Forging a New Path for a Storied Museum Museums

| 29 Dec 2014 | 12:27

The Frick Collection’s current temporary exhibition “Masterpieces from the Scottish National Gallery” has been received favorably by critics, including the New York Times’ Karen Rosenberg, but the East 70th Street museum’s loudest reviews of late are of its proposed addition, not the shows in its galleries.

Following the June announcement of a planned expansion to the landmark museum that includes a new, six-story building, opposition from critics and community groups has swelled. New York Times’ architecture critic Michael Kimmelman denounced the plan in July, as have preservationist groups. Unite to Save the Frick, a coalition opposing the addition, has garnered more than 3,100 signatures to date to an online petition.

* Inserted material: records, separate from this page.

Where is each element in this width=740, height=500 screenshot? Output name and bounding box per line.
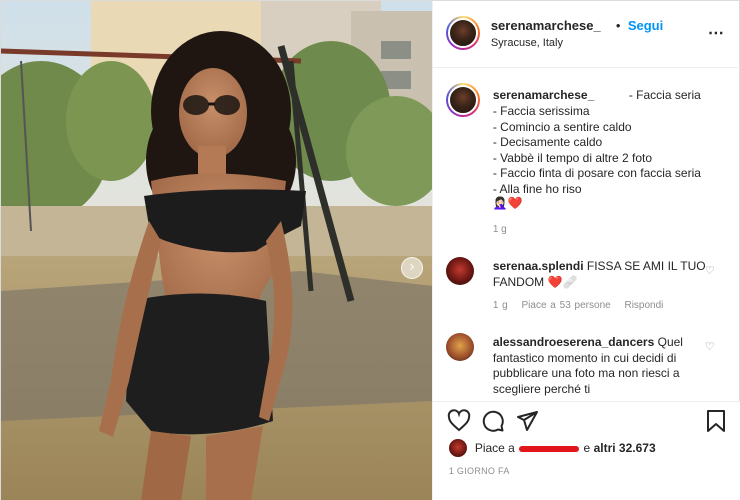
instagram-post: › serenamarchese_ • Segui Syracuse, Ital… <box>0 0 740 500</box>
comments-section[interactable]: serenamarchese_ - Faccia seria - Faccia … <box>433 69 740 400</box>
comment-like-icon[interactable]: ♡ <box>705 264 715 277</box>
likes-count[interactable]: altri 32.673 <box>594 441 656 455</box>
heart-icon[interactable] <box>447 409 471 433</box>
post-header: serenamarchese_ • Segui Syracuse, Italy … <box>432 1 740 68</box>
likes-prefix: Piace a <box>474 441 515 455</box>
caption-line: - Decisamente caldo <box>492 135 603 149</box>
caption-line: - Alla fine ho riso <box>492 181 582 196</box>
comment-time[interactable]: 1 g <box>493 300 508 311</box>
more-options-icon[interactable]: ⋯ <box>708 23 725 43</box>
caption-line: - Faccio finta di posare con faccia seri… <box>492 166 701 180</box>
caption-line: - Faccia serissima <box>492 104 590 118</box>
post-location[interactable]: Syracuse, Italy <box>491 37 563 49</box>
reply-button[interactable]: Rispondi <box>624 300 663 311</box>
caption-title: - Faccia seria <box>628 88 701 102</box>
dot-separator: • <box>615 18 621 33</box>
share-icon[interactable] <box>515 409 539 433</box>
caption-time[interactable]: 1 g <box>493 224 507 235</box>
comment-likes[interactable]: Piace a 53 persone <box>522 300 611 311</box>
comment-username[interactable]: alessandroeserena_dancers <box>493 335 654 349</box>
likes-text[interactable]: Piace a e altri 32.673 <box>475 441 656 455</box>
bookmark-icon[interactable] <box>705 409 727 433</box>
post-timestamp[interactable]: 1 GIORNO FA <box>449 466 510 476</box>
comment-meta: 1 g Piace a 53 persone Rispondi <box>493 300 674 311</box>
caption-emojis: 🤦🏻‍♀️❤️ <box>492 196 523 210</box>
chevron-right-icon: › <box>409 259 415 275</box>
caption-line: - Comincio a sentire caldo <box>492 119 632 134</box>
comment-like-icon[interactable]: ♡ <box>705 340 715 353</box>
comment-avatar[interactable] <box>445 257 474 285</box>
comment-text: serenaa.splendi FISSA SE AMI IL TUO FAND… <box>493 259 713 290</box>
author-avatar[interactable] <box>445 16 480 50</box>
caption-text: - Faccia serissima - Comincio a sentire … <box>493 104 701 197</box>
caption-avatar[interactable] <box>445 83 480 117</box>
post-photo[interactable]: › <box>1 1 432 500</box>
post-side-panel: serenamarchese_ • Segui Syracuse, Italy … <box>431 1 740 500</box>
likes-middle: e <box>583 441 591 455</box>
comment-username[interactable]: serenaa.splendi <box>493 259 584 273</box>
liker-avatar[interactable] <box>448 439 467 457</box>
caption-username[interactable]: serenamarchese_ <box>493 88 594 102</box>
author-username[interactable]: serenamarchese_ <box>491 18 601 33</box>
photo-illustration <box>1 1 432 500</box>
next-photo-button[interactable]: › <box>401 257 423 279</box>
post-actions: Piace a e altri 32.673 1 GIORNO FA <box>432 401 740 500</box>
redaction-mark <box>519 445 580 452</box>
comment-avatar[interactable] <box>445 333 474 361</box>
follow-button[interactable]: Segui <box>628 18 663 33</box>
caption-line: - Vabbè il tempo di altre 2 foto <box>492 150 653 165</box>
comment-icon[interactable] <box>481 409 505 433</box>
comment-text: alessandroeserena_dancers Quel fantastic… <box>493 335 715 397</box>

This cacophony of opposition hasn’t lessened the resolve of museum director Ian Wardropper, who told this publication in October that he expects approval from the New York City Landmarks Preservation Commission, a requirement for any exterior change to the landmark building in the Upper East Side’s historic district.

One of the chief concerns amongst the proposal’s detractors remains the loss of the museum’s viewing garden on East 70th Street, which would serve as the site of the new building. Unite to Save the Frick writes in its petition that “The Frick Collection’s Russell Page Viewing Garden is an important work of art—and an essential component of the museum’s cultural landscape—which must not be destroyed.”

Though architects with Davis Brody Bond, the firm behind the National September 11 Memorial Museum and the Frick Collection’s own portico gallery, are still revising the addition’s design, Wardropper believes the strength of the proposal will impress at the upcoming LPC hearing.

“I’m fully confident that we will get it through—we’ve given a lot of time for this,” Wardropper told Our Town during an October interview. “[LPC] will fully scrutinize this plan, but we feel this is a very good, strong plan, and it’s something that Landmarks will appreciate.”

Wardropper is no stranger to institutional changes, having worked on renovation efforts at the Art Institute of Chicago and the Metropolitan Museum of Art, though he’s never been at the fore of an entire museum’s contested expansion.

Those opposed to the project may have to wait several months to learn if their efforts have been successful. Museum officials are planning for a nine month to one year approval process, beginning with a presentation to Community Board 8, which museum officials don’t expect until at least February, with a formal hearing with LPC coming later in the winter or early spring.

So far, the museum has not revealed a price tag for the addition, though Wardropper expects to announce the anticipated cost once LPC approves the project, and, if all goes as he hopes, construction will begin in 2017. Frick officials expect to remain open throughout the three-year project, with an opening date sometime in 2020.

That is, of course, if the city approves the plan in 2015.